Resolve issues that affect DLP policy tips

• Applies to:

  Microsoft Purview Data Loss Prevention

Data Loss Prevention (DLP) policy tip settings are configured in DLP policies. If you created DLP policies in Exchange Online, we recommend that you migrate them to the Microsoft Purview compliance portal. This is because legacy Exchange Online data loss prevention in the Exchange admin center will be deprecated. For policies that are not migrated, you might see unexpected results, such as no display of policy tips.

This article describes the following common scenarios in which DLP policy tips might not work as expected, and provides resolutions that you can try:

• Policy configuration errors occur
• Policy configurations are not supported (client only)
• Not all policy conditions are met
• MailTips aren't enabled (client only)
• Policy tips are configured both in multiple locations
• GetDLPPolicyTip call is not found in Fiddler trace
• Client doesn't support MailTips (Mac only)
• File-system configuration is not supported (PDFs on Windows 7 only)
• Invalid test data

Policy configuration errors

Policy is configured by using User notifications, but the status of the policy doesn't match the settings in the rule. Here's an example in which the policy is turned on but the policy status shows Test it out first.

A policy configuration error might also occur if the policy is configured by using two or more rules that detect the same sensitive data types that have the same Instance count value and confidence level.

This kind of setup is unnecessary and problematic. Only one rule is required.

Resolution

For these scenarios, create only one rule, and use detecting parameters that are based on the same sensitive data types.

Policy configurations not supported in Outlook 2013 and later versions

See Outlook 2013 and later supports showing policy tips for only some conditions and exceptions.
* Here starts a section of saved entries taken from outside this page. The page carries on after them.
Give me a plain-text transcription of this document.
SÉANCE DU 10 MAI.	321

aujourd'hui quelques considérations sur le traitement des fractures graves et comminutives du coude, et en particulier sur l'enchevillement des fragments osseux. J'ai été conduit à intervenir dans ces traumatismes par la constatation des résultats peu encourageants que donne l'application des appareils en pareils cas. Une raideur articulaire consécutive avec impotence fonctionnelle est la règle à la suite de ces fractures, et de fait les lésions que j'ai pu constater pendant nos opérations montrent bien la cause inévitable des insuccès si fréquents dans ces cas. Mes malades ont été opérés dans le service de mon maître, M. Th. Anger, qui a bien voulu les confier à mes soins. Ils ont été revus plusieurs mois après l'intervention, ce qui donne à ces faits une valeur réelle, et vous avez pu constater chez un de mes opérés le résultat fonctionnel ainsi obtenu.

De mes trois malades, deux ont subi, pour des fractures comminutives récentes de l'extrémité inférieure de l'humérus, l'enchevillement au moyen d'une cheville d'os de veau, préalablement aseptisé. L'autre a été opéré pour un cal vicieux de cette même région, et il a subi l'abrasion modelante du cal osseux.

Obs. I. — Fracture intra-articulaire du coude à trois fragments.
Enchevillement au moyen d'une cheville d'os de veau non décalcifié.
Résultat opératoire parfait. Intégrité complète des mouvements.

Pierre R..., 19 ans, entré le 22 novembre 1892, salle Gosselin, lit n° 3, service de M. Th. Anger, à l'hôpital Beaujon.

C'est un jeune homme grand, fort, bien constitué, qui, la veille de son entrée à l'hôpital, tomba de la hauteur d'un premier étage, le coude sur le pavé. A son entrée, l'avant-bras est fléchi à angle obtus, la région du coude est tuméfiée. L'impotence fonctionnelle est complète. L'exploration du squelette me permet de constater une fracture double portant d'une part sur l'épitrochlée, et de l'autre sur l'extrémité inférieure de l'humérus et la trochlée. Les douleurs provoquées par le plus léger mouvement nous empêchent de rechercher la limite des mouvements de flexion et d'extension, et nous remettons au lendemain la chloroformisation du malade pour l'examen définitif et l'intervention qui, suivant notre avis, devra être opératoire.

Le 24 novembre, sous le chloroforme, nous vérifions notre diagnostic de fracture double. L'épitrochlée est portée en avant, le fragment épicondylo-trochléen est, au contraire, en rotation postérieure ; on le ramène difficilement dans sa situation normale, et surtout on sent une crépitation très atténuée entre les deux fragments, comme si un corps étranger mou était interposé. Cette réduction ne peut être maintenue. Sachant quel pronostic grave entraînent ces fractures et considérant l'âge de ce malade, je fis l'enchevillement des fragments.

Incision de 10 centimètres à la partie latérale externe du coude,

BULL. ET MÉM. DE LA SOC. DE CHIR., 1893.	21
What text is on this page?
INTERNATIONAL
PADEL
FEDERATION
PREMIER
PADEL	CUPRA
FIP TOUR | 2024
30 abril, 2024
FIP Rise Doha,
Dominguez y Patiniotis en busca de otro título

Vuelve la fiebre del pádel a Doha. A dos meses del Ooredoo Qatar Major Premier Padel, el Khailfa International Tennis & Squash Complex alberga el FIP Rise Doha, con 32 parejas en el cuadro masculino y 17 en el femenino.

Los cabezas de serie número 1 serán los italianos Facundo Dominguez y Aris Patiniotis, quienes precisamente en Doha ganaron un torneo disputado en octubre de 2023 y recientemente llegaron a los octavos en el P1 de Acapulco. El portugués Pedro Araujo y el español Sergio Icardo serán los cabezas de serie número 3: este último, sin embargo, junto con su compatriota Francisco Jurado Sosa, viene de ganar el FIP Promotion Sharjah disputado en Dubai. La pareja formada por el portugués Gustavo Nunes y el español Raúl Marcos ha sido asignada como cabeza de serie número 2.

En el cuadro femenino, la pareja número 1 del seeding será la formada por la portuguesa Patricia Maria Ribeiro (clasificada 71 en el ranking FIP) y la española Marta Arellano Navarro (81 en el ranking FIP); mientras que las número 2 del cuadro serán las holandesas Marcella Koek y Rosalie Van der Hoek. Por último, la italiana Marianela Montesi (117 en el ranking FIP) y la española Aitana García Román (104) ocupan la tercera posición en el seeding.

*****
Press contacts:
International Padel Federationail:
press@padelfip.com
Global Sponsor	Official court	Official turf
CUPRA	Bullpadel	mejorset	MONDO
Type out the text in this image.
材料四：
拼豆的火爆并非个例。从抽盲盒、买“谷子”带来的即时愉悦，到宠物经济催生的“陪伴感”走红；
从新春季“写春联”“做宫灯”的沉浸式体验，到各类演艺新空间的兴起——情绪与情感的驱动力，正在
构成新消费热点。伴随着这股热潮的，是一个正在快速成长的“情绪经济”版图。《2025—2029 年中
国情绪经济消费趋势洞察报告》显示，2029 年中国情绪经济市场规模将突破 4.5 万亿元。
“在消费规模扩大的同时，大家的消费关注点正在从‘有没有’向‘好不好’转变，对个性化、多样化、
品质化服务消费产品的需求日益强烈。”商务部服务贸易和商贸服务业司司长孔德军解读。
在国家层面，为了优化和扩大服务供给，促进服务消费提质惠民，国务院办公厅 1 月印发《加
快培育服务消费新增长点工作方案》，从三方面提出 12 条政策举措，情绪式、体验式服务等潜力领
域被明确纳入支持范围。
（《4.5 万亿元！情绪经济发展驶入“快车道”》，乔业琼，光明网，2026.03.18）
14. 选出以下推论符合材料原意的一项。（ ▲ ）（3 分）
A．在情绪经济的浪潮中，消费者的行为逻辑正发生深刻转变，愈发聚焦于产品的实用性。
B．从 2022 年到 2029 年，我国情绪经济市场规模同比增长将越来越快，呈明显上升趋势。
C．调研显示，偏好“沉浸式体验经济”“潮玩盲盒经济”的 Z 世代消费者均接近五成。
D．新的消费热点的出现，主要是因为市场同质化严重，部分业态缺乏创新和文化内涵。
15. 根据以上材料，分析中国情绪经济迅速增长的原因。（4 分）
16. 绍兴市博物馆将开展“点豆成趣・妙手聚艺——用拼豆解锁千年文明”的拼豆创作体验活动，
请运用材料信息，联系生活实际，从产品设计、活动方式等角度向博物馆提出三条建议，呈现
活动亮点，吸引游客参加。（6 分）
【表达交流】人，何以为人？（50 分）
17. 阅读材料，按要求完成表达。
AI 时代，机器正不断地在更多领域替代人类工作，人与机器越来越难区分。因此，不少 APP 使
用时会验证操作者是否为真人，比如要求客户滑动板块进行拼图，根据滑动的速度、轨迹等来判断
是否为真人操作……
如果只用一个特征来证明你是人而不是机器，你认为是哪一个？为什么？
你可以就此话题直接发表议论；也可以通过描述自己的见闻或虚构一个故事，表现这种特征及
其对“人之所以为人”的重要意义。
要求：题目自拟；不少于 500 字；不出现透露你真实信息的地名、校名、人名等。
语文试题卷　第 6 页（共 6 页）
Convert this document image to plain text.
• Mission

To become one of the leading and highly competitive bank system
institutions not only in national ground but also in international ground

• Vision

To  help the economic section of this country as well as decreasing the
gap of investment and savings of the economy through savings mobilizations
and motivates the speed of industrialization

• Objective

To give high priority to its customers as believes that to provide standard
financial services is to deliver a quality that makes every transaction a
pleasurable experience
Not all policy conditions are met

This scenario occurs primarily if policy tips don't work as expected in SharePoint Online and OneDrive for Business because there's an external sharing condition that's configured in a policy.

Note

Currently, content is not indexed as shared externally until an external party that's located outside the organization accesses the content for the first time.

MailTips are not enabled (Outlook 2013 and later version clients only)

For Outlook 2013 and later version clients, make sure that MailTips are enabled. To enable MailTips in Outlook, first make sure that policy tips are enabled. To do this, follow these steps:

1. In Outlook, select File > Options > Mail.

2. Scroll to the MailTips section, and then select MailTips Options.

3. In the Select MailTips to be displayed selection dialog box, make sure that the Policy tip notification option is selected.

4. Under MailTip bar display options, make sure that the Display automatically when MailTips apply option is selected.

5. Select OK two times to close the File window.

6. Restart Outlook.

   

Policy tips configured in multiple locations

See Policy tips in the Exchange admin center vs. the Security & Compliance Center.

GetDLPPolicyTip call not found in Fiddler trace

If DLP policy tips don't work as expected, Fiddler is a useful tool to help you diagnose the issue. Here's how to use a Fiddler trace to troubleshoot DLP policy tips.

1. Collect the Fiddler trace file when you reproduce the issue. Here's an example in which the DLP policy tip is triggered as expected.

   

2. In the POST request, check whether the GetDLPPolicyTip call is made in the trace file. For the previous example, you can see the GetDLPPolicyTip call.

   

   

3. In the response, check the DetectedClassificationIds value. If the value field isn't empty, this indicates that the DLP policy matches the policy rule.

   

If you don't find the GetDLPPolicyTip call, and if the DetectedClassificationIds value field is empty in the response, follow these steps to resolve this issue:

1. Check whether the DLP policy is enabled and configured correctly.
2. Check whether your users enter the correct sensitive information and valid recipients or senders to trigger the policy.

Client doesn't support MailTips

There are several Outlook client licenses that don't support policy tips. Outlook license requirements for Exchange features lists the Outlook client licenses that support DLP policy tips.

Note

Policy tips are currently not supported for Outlook for Mac iOS clients. As a workaround, you can add text to the NDR response for your DLP policy rule that tells users to re-create their messages in the OWA client if they originally submitted the message by using Outlook for Mac. Use the OWA client to expose the policy tips functionality to users and enable them to override, report a false positive, or enter a business justification (depending on the "Notify" action that's specified in the DLP Policy rule). Users can then submit messages for delivery.

File-system configuration not supported

No policy tip is displayed if the following conditions are true:

• You are running Outlook 2013 or later version clients on Windows 7.
• You try to attach a file that's formatted as Adobe PDF version 10 or later versions to an email message that should trigger a DLP policy tip.

Resolution

To resolve this issue, carefully follow the steps in the "Resolution" section of Outlook doesn't display DLP policy tips for PDF attachments in Windows 7.

Invalid test data

When you evaluate the Instance count and confidence level of the DLP policy rule, the test data that's being used is not valid based on Sensitive information type entity definitions. Make sure that the test data that you use is valid.